Greene started off by teaching the eight- and nine-year olds about vocabulary words – like ecosystem, climate, weather, and habitat – and then moved onto topics like greenhouse gases, local wildlife species, and how warming is affecting habitat.
On the last day, she asked them to repeat an activity they did the first day: draw how a New Mexico species might be affected by warming temperatures. “The art component was important because these are eight- to nine-year olds, so drawing it was important,” she says. And she wanted to see which species resonated with kids the most.
(Spoiler alert: they loved the pika best.
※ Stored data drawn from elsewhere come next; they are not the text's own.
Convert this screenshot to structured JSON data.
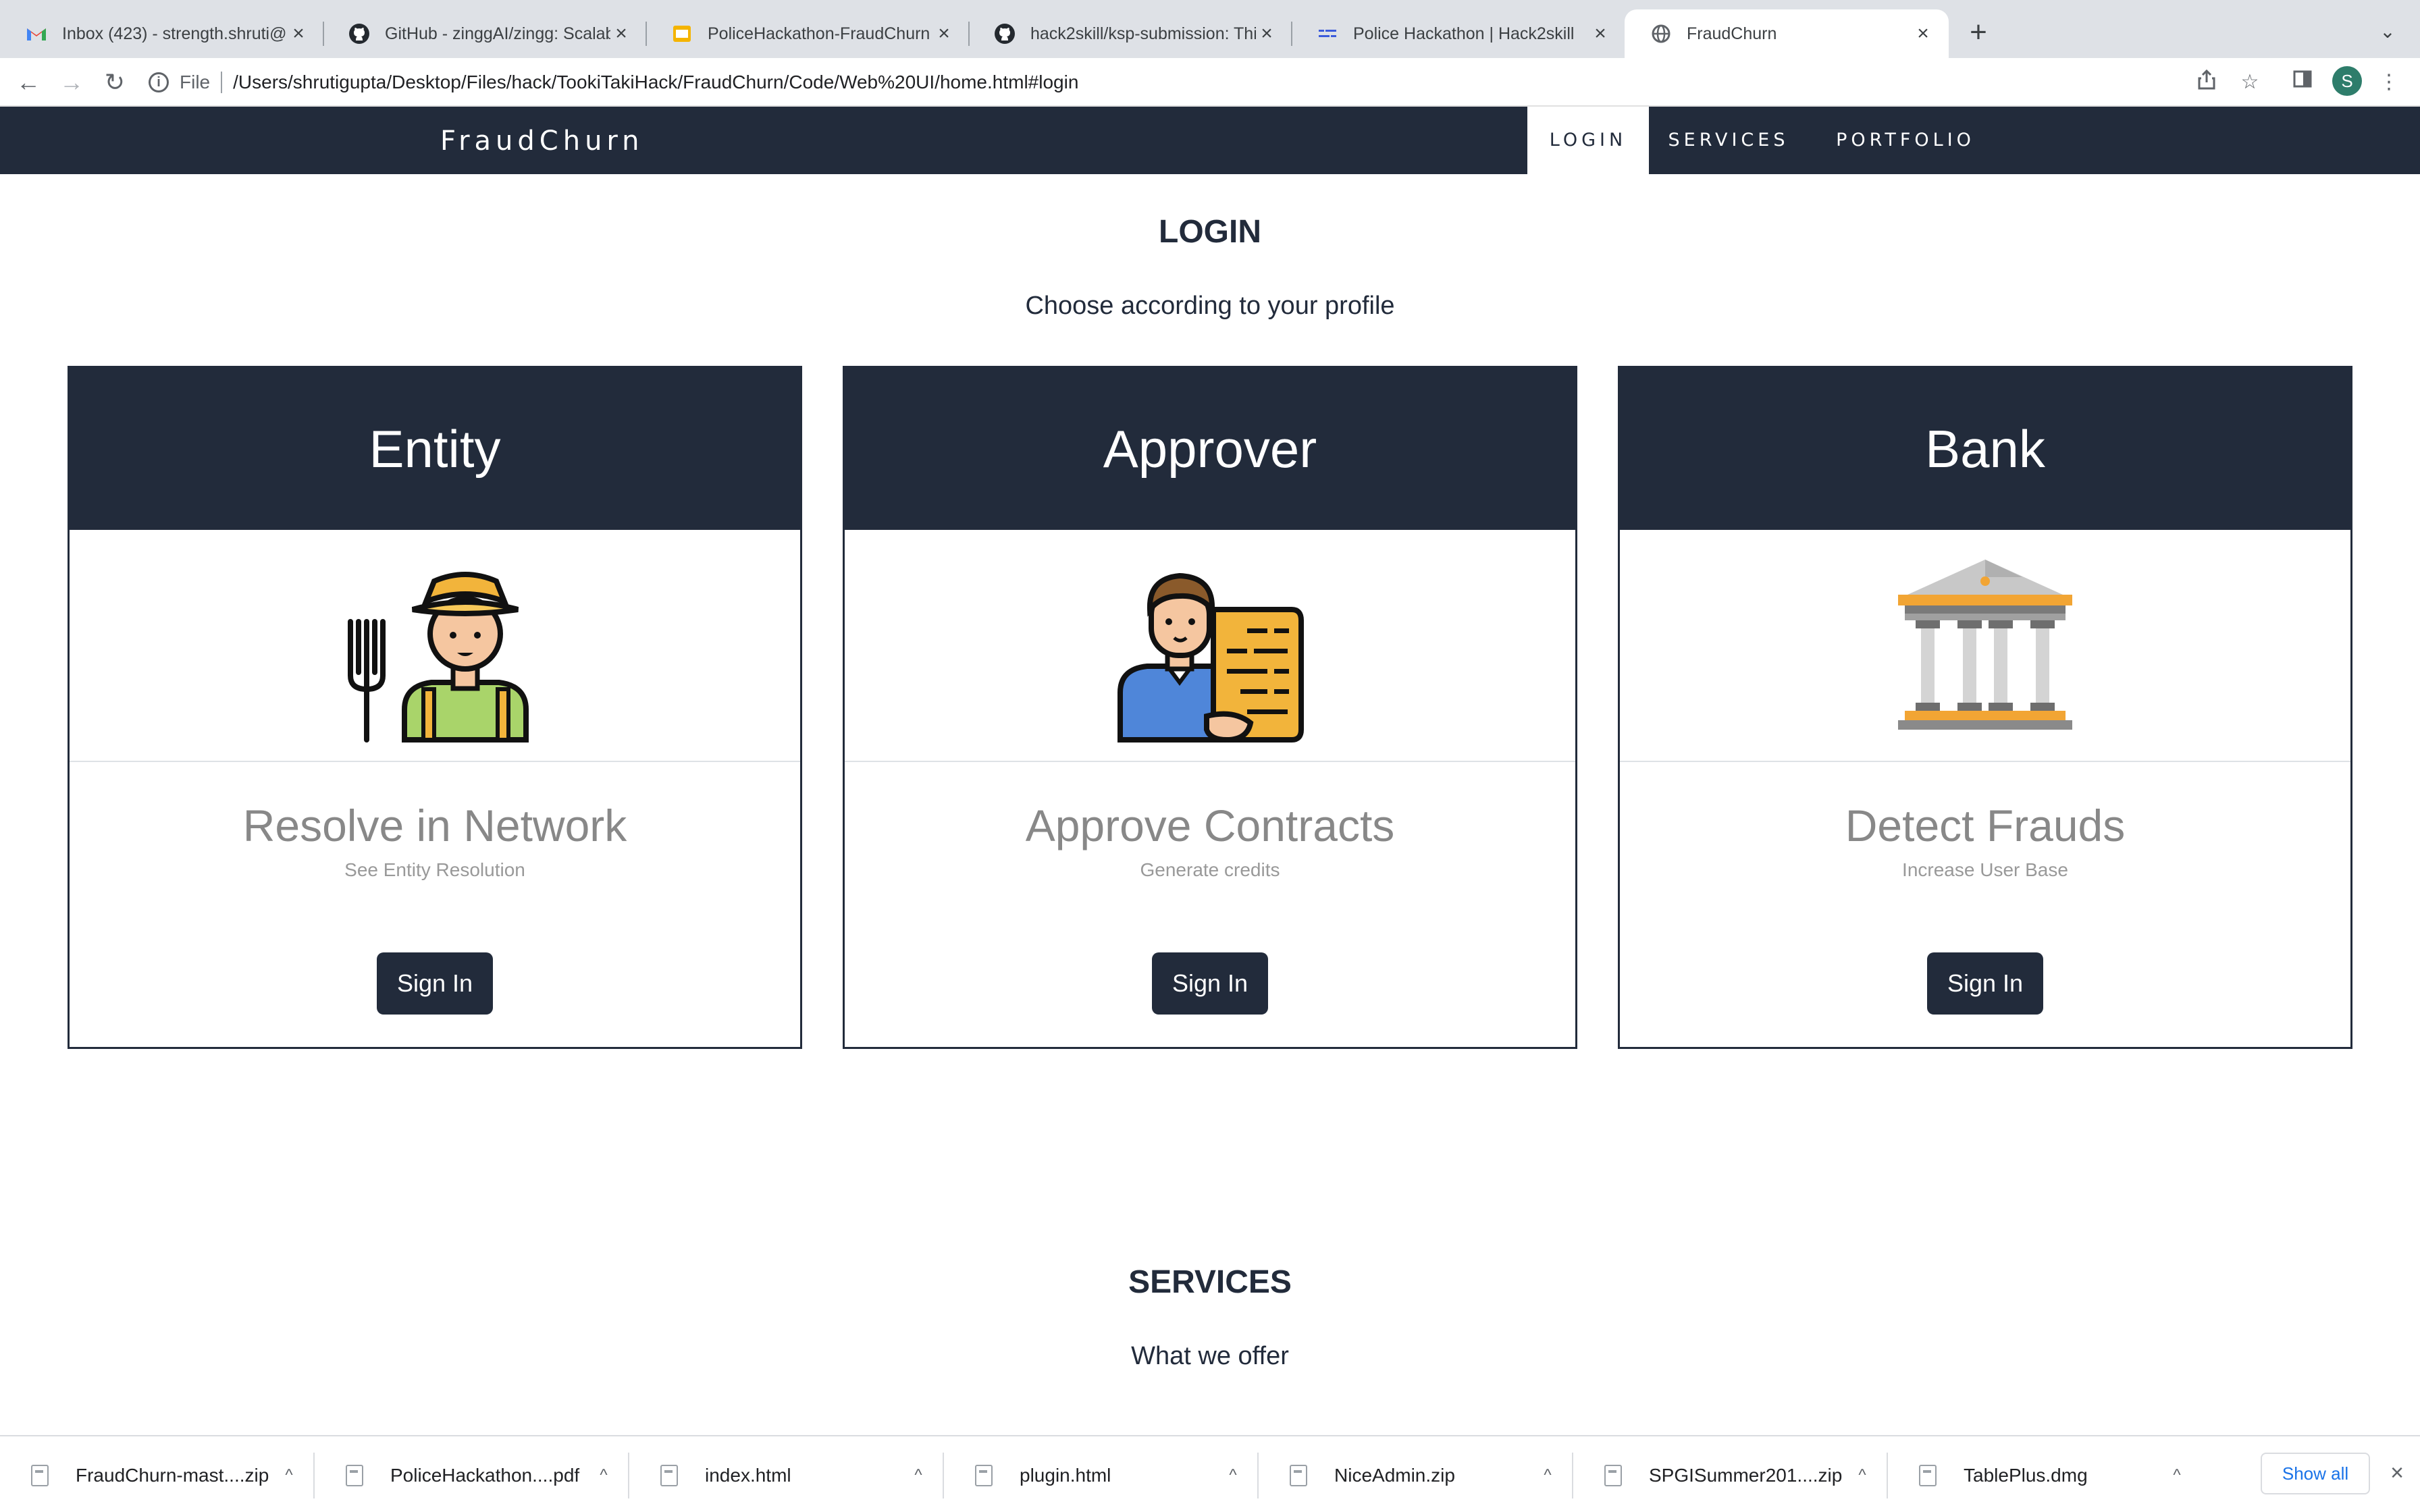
{
  "browser": {
    "tabs": [
      {
        "title": "Inbox (423) - strength.shruti@",
        "icon": "gmail-icon"
      },
      {
        "title": "GitHub - zinggAI/zingg: Scalab",
        "icon": "github-icon"
      },
      {
        "title": "PoliceHackathon-FraudChurn",
        "icon": "slides-icon"
      },
      {
        "title": "hack2skill/ksp-submission: Thi",
        "icon": "github-icon"
      },
      {
        "title": "Police Hackathon | Hack2skill",
        "icon": "hack2skill-icon"
      },
      {
        "title": "FraudChurn",
        "icon": "globe-icon"
      }
    ],
    "address": {
      "scheme_label": "File",
      "url": "/Users/shrutigupta/Desktop/Files/hack/TookiTakiHack/FraudChurn/Code/Web%20UI/home.html#login"
    },
    "profile_initial": "S"
  },
  "site": {
    "brand": "FraudChurn",
    "nav": [
      "LOGIN",
      "SERVICES",
      "PORTFOLIO"
    ],
    "login": {
      "heading": "LOGIN",
      "subheading": "Choose according to your profile",
      "cards": [
        {
          "header": "Entity",
          "title": "Resolve in Network",
          "desc": "See Entity Resolution",
          "button": "Sign In",
          "icon": "farmer-icon"
        },
        {
          "header": "Approver",
          "title": "Approve Contracts",
          "desc": "Generate credits",
          "button": "Sign In",
          "icon": "approver-icon"
        },
        {
          "header": "Bank",
          "title": "Detect Frauds",
          "desc": "Increase User Base",
          "button": "Sign In",
          "icon": "bank-icon"
        }
      ]
    },
    "services": {
      "heading": "SERVICES",
      "subheading": "What we offer"
    }
  },
  "downloads": {
    "items": [
      "FraudChurn-mast....zip",
      "PoliceHackathon....pdf",
      "index.html",
      "plugin.html",
      "NiceAdmin.zip",
      "SPGISummer201....zip",
      "TablePlus.dmg"
    ],
    "show_all": "Show all"
  },
  "colors": {
    "navy": "#222b3b",
    "chrome_bg": "#dee1e6",
    "muted_text": "#888888"
  }
}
Small mammals that live above treeline in alpine terrain, pika can’t adapt to warming by migrating any higher into the mountains. As the region warms, pika populations aren’t expected to tolerate the loss of snowpack.)
Teaching younger kids about climate and weather, local species and ecosystems, and the impacts humans have on the planet helps them understand how human actions affect the world all around them, Greene believes.
Adults might not always see that as a positive thing. When she presented her project at a conference in Arizona, Greene says a professor complimented her, but questioned teaching young children about climate change, a topic that might scare them.
“She said I shouldn’t be exposing them and making them learn about this too young,” says Greene. “But I disagreed. I don’t see how sugarcoating this big thing that’s happening is a good idea.”
She mentions a timeline of life on Earth that her own teacher, the Bosque School’s Dan Shaw, shows his classes. “Humans are just a blip at the end,” she says. “The fact that we can make that much impact in such a short amount of time, I don’t know if what we’ve done can be fixed. But we need to do something.”
And she says, it’s her generation that’s going to have to really deal with climate change and its impacts.
“We don’t have the time or the ability to wait any longer,” she says. “We have to start to take responsibility.”